Abstract

This is a study of the Southern Review, a cultural quarterly published at Louisiana State University from 1935 to 1942, and edited by Charles Pipkin, Cleanth Brooks, and Robert Penn Warren. The Review is shown to be an important part of American intellectual history in the thirties and forties, of the Southern Renascence in literature, the history of LSU, and the careers of its editors and contributors. That the Review was more than a literary quarterly (thus the label "cultural quarterly") is evident in its contents. Besides fiction, poetry, and literary criticism, the magazine published Southern, political, and philosophical articles. As varied as these topics are, a general cultural point of view emerges from the pages of the Southern Review. This point of view can be characterized as traditional, opposed to finance-capitalism, and concerned about the fate of the arts, especially literature, in the modern world. Both the magazine's scope and its point of view are delineated in chapters on the Review's fiction, poetry, literary criticism, its articles on the South, and its political and philosophical essays.

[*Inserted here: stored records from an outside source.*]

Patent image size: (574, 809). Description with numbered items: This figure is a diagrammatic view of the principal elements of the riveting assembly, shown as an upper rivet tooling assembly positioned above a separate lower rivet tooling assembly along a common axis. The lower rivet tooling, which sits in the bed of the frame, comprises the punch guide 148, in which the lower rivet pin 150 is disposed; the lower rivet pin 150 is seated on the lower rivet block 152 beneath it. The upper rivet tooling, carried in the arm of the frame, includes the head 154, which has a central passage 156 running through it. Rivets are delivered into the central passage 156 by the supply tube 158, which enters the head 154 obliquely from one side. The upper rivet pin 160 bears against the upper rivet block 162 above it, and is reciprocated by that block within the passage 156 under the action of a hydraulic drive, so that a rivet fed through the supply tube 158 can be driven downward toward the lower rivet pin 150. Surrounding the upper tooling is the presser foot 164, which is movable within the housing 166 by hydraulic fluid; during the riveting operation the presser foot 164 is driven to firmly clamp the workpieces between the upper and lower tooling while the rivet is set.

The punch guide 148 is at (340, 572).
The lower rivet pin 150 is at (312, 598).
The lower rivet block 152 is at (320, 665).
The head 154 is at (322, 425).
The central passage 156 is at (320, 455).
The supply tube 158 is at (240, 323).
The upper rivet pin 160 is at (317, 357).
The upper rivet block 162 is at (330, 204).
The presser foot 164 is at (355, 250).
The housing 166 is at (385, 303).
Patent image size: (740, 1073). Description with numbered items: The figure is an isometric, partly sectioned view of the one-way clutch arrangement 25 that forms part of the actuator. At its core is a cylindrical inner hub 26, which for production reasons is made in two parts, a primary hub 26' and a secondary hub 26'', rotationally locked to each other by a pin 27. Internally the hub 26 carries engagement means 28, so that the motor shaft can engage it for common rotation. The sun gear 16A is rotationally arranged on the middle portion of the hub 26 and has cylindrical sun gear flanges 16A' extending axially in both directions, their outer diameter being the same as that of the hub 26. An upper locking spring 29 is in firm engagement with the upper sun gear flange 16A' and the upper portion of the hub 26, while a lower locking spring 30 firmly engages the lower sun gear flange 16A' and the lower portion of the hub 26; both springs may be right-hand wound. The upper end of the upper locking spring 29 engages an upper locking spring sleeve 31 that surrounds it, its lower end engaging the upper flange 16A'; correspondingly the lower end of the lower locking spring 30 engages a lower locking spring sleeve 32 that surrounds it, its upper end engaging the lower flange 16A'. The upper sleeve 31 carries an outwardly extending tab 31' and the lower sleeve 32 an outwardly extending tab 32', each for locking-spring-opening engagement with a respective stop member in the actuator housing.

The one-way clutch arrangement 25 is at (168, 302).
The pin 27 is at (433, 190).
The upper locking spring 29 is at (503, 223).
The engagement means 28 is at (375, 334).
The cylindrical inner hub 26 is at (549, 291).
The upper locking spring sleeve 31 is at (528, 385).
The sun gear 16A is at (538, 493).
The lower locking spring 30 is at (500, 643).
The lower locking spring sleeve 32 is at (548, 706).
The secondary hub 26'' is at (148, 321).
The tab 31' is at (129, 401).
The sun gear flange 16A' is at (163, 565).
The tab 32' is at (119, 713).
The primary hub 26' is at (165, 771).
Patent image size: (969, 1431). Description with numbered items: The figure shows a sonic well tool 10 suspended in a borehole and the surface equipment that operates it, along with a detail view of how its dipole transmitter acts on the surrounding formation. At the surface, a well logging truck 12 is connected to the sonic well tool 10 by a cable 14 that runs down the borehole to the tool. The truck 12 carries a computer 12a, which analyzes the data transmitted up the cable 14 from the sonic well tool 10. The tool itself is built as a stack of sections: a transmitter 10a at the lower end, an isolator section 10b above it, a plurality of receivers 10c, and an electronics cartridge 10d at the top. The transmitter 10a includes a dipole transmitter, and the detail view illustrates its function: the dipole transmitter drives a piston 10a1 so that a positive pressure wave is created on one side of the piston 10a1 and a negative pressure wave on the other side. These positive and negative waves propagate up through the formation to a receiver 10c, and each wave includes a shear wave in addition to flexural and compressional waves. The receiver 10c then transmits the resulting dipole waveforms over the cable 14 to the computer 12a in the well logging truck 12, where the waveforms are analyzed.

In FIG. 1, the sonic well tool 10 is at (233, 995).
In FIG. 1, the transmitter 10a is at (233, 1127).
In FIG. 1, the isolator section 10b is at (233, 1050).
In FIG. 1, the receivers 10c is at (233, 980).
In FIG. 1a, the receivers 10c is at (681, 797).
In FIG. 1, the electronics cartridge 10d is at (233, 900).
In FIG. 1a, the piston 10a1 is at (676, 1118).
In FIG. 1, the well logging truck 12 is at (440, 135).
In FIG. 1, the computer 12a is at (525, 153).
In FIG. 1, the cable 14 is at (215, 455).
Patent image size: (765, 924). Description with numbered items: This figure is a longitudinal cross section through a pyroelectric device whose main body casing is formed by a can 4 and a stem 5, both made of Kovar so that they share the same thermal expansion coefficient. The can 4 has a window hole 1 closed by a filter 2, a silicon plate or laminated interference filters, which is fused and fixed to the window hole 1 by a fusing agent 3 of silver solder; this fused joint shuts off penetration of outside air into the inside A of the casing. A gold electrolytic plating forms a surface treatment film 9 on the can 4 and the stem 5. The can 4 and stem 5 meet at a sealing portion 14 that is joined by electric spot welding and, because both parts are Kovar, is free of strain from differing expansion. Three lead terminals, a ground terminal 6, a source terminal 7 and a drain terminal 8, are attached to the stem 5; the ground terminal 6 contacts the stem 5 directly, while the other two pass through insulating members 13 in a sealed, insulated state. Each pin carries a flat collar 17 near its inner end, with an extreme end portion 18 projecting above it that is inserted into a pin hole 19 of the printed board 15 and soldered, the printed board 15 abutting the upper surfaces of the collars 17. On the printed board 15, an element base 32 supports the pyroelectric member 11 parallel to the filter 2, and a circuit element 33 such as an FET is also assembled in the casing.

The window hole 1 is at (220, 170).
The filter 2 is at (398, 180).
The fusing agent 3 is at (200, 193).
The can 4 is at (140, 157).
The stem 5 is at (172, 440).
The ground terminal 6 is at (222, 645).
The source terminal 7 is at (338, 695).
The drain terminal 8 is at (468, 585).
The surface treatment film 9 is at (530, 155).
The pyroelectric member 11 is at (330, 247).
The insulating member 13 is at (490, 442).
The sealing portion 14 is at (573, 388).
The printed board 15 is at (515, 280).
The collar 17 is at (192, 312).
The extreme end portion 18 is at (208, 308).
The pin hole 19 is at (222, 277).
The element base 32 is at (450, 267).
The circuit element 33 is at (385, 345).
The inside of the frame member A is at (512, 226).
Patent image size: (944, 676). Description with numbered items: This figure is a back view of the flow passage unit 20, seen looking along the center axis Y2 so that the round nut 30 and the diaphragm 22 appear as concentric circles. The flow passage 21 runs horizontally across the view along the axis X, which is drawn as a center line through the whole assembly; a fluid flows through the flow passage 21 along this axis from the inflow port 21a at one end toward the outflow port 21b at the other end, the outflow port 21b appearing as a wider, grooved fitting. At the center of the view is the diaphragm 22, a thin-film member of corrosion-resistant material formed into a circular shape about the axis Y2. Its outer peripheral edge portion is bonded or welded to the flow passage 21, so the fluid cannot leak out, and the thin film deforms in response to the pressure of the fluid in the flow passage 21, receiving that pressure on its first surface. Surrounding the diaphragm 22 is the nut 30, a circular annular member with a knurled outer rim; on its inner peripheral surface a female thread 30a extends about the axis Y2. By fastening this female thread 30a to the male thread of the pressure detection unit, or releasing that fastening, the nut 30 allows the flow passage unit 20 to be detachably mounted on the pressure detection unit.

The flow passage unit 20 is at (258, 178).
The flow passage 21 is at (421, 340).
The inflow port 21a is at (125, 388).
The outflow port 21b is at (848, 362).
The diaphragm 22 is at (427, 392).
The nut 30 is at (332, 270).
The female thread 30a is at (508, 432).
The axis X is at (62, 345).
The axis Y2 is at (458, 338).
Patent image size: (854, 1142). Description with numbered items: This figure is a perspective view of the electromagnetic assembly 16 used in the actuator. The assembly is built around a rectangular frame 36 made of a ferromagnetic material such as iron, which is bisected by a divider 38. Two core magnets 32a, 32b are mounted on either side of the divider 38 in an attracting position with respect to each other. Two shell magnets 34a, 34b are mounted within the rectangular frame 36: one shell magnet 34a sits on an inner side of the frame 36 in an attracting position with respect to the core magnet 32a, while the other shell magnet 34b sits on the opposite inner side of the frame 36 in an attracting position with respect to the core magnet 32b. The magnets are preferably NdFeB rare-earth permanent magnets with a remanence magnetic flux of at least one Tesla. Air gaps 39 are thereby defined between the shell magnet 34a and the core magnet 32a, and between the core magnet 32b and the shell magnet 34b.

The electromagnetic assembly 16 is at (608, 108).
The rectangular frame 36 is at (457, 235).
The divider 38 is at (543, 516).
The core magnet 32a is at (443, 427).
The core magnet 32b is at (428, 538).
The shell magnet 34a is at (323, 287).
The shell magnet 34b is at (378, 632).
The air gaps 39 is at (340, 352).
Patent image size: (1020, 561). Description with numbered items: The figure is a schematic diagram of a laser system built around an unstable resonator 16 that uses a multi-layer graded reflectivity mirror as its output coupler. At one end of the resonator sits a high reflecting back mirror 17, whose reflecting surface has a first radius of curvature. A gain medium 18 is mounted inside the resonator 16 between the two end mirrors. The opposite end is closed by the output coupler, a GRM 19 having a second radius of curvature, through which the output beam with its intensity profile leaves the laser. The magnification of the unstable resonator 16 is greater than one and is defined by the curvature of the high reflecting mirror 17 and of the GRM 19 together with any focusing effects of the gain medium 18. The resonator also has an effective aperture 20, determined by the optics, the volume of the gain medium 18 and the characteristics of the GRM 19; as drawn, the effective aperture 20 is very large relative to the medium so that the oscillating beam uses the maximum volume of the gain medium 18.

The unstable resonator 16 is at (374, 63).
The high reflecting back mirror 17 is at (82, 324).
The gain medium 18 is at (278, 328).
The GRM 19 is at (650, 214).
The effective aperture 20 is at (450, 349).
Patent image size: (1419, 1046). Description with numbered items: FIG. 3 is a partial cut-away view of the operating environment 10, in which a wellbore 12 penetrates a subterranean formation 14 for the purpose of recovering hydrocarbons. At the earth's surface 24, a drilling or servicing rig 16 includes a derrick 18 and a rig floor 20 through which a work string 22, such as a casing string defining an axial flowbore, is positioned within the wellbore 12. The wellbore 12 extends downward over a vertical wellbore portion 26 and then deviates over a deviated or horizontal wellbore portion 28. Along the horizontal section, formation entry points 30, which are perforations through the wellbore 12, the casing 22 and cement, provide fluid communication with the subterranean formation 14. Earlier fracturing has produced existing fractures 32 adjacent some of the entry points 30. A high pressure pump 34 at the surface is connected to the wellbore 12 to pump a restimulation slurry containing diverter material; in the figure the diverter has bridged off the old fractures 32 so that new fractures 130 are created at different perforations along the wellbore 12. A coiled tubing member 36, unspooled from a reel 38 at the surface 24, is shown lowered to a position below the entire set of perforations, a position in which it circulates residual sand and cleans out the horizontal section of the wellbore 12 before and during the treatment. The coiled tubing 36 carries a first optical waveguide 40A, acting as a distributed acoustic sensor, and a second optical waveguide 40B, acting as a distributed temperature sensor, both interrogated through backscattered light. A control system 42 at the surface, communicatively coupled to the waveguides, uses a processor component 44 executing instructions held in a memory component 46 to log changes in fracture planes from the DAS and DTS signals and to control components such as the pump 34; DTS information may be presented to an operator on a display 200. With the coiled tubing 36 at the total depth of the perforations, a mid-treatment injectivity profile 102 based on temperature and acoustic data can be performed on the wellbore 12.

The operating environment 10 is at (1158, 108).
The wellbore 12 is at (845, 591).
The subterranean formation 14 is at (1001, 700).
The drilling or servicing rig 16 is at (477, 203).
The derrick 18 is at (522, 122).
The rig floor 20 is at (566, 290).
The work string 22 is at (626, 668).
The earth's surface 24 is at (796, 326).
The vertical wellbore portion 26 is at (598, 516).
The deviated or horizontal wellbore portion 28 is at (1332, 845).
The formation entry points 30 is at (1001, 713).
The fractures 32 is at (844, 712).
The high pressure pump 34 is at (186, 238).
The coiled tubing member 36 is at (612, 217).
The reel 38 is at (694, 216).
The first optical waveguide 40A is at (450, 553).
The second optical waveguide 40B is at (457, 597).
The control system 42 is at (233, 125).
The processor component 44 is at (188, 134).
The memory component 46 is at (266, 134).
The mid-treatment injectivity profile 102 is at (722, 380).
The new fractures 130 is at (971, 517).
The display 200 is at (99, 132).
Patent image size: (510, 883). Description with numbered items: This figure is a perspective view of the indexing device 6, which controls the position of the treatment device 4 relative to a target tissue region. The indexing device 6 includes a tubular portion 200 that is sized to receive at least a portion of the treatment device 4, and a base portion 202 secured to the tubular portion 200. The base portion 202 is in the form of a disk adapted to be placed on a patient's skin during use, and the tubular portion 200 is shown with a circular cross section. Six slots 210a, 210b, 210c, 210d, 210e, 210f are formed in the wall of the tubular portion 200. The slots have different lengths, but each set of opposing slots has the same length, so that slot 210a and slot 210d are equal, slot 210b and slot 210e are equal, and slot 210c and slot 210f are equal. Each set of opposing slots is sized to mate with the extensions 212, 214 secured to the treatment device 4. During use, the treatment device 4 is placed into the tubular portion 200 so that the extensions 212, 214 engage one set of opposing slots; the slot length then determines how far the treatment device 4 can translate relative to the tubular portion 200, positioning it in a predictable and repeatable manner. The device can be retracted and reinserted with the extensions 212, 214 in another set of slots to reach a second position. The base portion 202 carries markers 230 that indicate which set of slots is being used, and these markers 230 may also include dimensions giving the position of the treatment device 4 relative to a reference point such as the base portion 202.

The Southern Review's reputation rests largely on its literary pieces, and its view of literature, usually associated with the New Criticism, is generally regarded as narrow. An examination of the Review's contents shows that the magazine's assessment of literature is anything but narrow, that it is, rather, an essential part of the quarterly's view of culture. Because of this view of culture, the Southern Review is a significant example of American and Southern intellectual history between the wars.